Bar-Sagi ended the meeting, saying that a recording of it would not be shared publicly, for fear that people could not be trusted not to “misuse” it in some way. The fact that the recording was leaked to at least three reporters anyway—with Science, Vice, and Words for the Wise—suggests that trust is a two-way street when it comes to an institution like the NYU medical school protecting its own faculty, students, and staff.
Sabatini’s public relations campaign.
When David Sabatini announced that he was withdrawing his request to work at NYU medical school, he used a public relations firm to do it. The firm apparently has been working overtime to try to restore Sabatini’s reputation, as evidenced by a rash of articles last month, almost all in the conservative or right-wing press, arguing that a major cancer researcher—who, in some accounts, might even have cured cancer—was the unjust victim of a #MeToo movement run amok.

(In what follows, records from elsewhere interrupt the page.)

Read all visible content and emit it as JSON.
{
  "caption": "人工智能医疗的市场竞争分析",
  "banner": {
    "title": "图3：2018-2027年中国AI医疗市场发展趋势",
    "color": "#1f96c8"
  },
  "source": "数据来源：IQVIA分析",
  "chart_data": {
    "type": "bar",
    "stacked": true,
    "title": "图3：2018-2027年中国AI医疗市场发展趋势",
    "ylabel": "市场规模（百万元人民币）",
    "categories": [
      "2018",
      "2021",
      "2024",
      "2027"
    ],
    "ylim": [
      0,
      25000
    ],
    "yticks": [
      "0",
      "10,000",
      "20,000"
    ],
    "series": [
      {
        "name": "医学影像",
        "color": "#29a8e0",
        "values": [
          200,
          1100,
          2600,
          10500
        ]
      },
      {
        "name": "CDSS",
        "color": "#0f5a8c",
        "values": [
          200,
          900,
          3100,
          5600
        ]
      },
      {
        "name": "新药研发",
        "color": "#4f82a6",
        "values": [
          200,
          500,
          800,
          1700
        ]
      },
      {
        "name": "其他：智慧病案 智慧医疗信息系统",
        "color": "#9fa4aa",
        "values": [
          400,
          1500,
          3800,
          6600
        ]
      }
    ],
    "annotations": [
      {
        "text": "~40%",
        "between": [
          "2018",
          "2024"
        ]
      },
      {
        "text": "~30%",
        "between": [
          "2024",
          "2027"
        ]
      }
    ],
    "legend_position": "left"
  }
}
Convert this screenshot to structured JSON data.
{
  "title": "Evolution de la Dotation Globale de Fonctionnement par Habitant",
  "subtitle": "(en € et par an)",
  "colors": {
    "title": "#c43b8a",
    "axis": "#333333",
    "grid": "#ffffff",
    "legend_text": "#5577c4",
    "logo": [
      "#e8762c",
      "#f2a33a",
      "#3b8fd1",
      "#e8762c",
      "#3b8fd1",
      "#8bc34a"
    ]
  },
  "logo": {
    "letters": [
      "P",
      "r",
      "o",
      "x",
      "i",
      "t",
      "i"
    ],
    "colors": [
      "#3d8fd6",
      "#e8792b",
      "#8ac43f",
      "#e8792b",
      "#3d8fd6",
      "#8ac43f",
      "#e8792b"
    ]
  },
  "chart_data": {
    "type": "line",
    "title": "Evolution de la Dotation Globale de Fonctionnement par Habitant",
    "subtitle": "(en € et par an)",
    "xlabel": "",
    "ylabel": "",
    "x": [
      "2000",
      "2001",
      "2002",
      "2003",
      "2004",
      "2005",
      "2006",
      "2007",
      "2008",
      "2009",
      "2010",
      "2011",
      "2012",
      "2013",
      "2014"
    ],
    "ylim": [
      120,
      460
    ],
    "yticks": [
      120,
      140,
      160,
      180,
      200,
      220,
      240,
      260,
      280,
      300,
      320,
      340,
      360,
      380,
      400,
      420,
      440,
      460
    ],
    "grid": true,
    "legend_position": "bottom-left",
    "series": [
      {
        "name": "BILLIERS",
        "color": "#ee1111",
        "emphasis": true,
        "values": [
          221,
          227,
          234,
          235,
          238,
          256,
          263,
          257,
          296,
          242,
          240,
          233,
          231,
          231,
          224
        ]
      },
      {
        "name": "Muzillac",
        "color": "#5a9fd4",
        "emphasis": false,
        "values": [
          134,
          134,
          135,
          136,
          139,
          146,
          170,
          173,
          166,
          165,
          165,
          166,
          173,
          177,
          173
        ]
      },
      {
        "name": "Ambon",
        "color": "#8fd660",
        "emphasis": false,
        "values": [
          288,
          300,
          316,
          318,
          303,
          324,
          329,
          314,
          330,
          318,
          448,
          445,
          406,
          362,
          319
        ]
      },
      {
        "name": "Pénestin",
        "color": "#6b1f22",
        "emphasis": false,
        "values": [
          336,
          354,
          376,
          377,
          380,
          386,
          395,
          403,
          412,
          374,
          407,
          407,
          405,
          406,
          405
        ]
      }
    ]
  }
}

Here are the leading examples, not so much to encourage anyone to read them as to demonstrate that they are all cut from the same cloth:
He Was a World-Renowned Cancer Researcher. Now He’s Collecting Unemployment (the guest piece on Bari Weiss’s newsletter that got the publicity ball rolling.)
We are All Katz and Sabatini (The American Conservative)
The #MeToo movement has claimed a brilliant scientist (American Thinker)
If it’s true that there is a liberal bias in academia, I’m not sure how much good these pieces in right-wing media will do Sabatini in the long run. But as an example of the “backlash” against the #MeToo movement we are currently seeing, it is hard to top.
Fortunately, the Sabatini case, so far, has had a happy ending. He will not be working at NYU medical school, thanks to a movement of students and faculty that made the administration and one of its leading female scientists beat a hasty retreat. (The involvement of some women, including those who claim to be feminists, in the backlash is a topic that needs much more exploring, and I will be writing more about that soon. We’ve already seen some disheartening signs, including the disgraceful saga of Times Up officials going to bat for Andrew Cuomo.)
But the coming period will be a real test for the #MeToo movement. As one who has covered it for nearly seven years now as a journalist and an advocate, I can make no predictions as to how it will turn out. But I do think those who are against abuses of all kinds can be counted on to put up a fierce fight, once they know who their true allies are, and are not.